Ia menyampaikan bahwa jumlah penerima manfaat tahun ini mengalami peningkatan signifikan dibandingkan tahun sebelumnya. “Hari ini saya sangat senang Perumda PAM Jaya kembali menunjukkan kepeduliannya kepada 271 dari 700 anak terduga stunting yang menjadi target kami tahun ini,” ujarnya.

Tahun lalu, penerima manfaat program penurunan stunting PAM Jaya hanya berjumlah 50 anak. Namun, pada tahun 2024, jumlahnya meningkat drastis menjadi 271 anak/balita.

Peningkatan ini menunjukkan komitmen kuat PAM Jaya dan Dharma Wanita PAM Jaya dalam memerangi stunting di Jakarta Selatan.

Fokus Bantuan di Lima Kecamatan

Dharma Wanita PAM Jaya memfokuskan upayanya di lima kecamatan yang mencakup 12 kelurahan di Jakarta Selatan.

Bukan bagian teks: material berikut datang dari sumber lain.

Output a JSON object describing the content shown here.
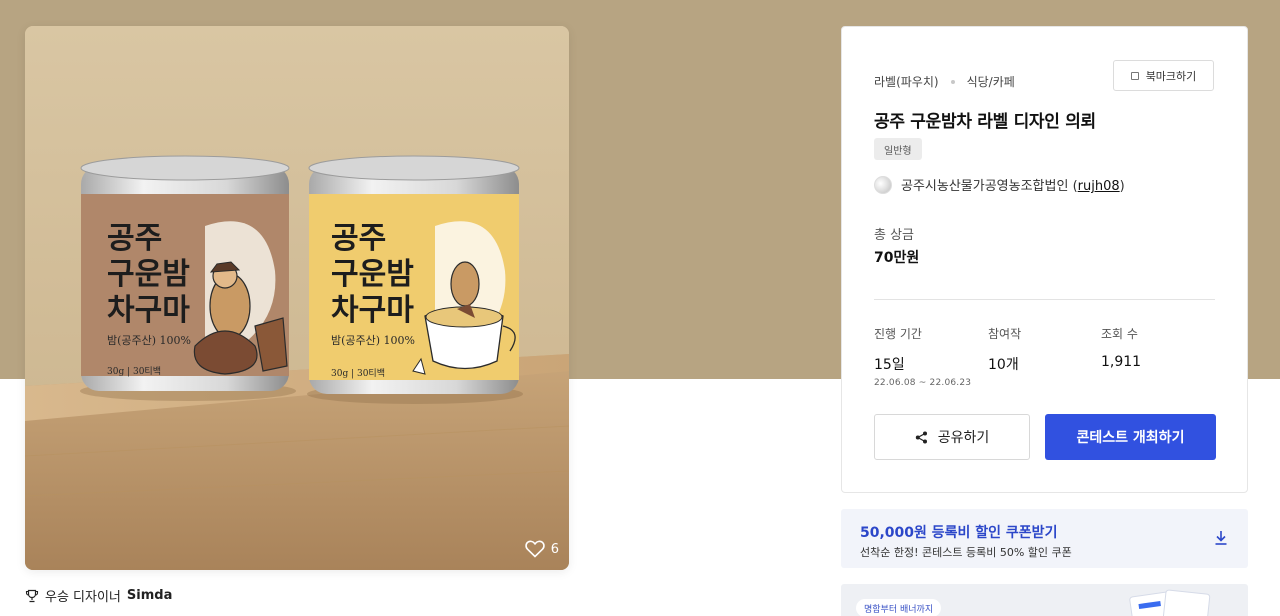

Kelima kecamatan tersebut adalah Cilandak, Pesanggrahan, Jagakarsa, Kebayoran Lama, dan Ciganjur. Bantuan gizi yang diberikan berupa makanan lengkap dua kali sehari dan snack satu kali sehari selama periode tertentu, disesuaikan dengan status gizi anak.

Baca Juga  The Ravages of Time S2 Telah Hadir dengan Cerita Baru

Upaya Pencegahan Stunting yang Berkelanjutan

Penanganan stunting di Jakarta Selatan tidak hanya berfokus pada pemberian bantuan gizi. Upaya pencegahan dan edukasi juga terus dilakukan oleh PAM Jaya dan TP PKK Jakarta Selatan.

Hal ini dilakukan melalui berbagai kegiatan, seperti sosialisasi kepada orang tua tentang pentingnya gizi dan pola asuh anak, serta penyuluhan tentang pencegahan stunting.

Kerjasama Multi Pihak Diperlukan

Memerangi stunting membutuhkan kerjasama multi pihak. Selain PAM Jaya dan TP PKK Jakarta Selatan, berbagai pihak lain juga perlu terlibat, seperti pemerintah daerah, puskesmas, organisasi masyarakat sipil, dan sektor swasta.

Dengan kerjasama yang solid dan berkelanjutan, diharapkan angka stunting di Jakarta Selatan dapat diturunkan secara signifikan.

Dampak Positif bagi Generasi Penerus Bangsa

Upaya pencegahan dan penanganan stunting di Jakarta Selatan diharapkan dapat memberikan dampak positif bagi kesehatan dan gizi anak-anak di wilayah tersebut.

Hal ini pada akhirnya akan berkontribusi pada terwujudnya generasi penerus bangsa yang sehat, cerdas, dan produktif.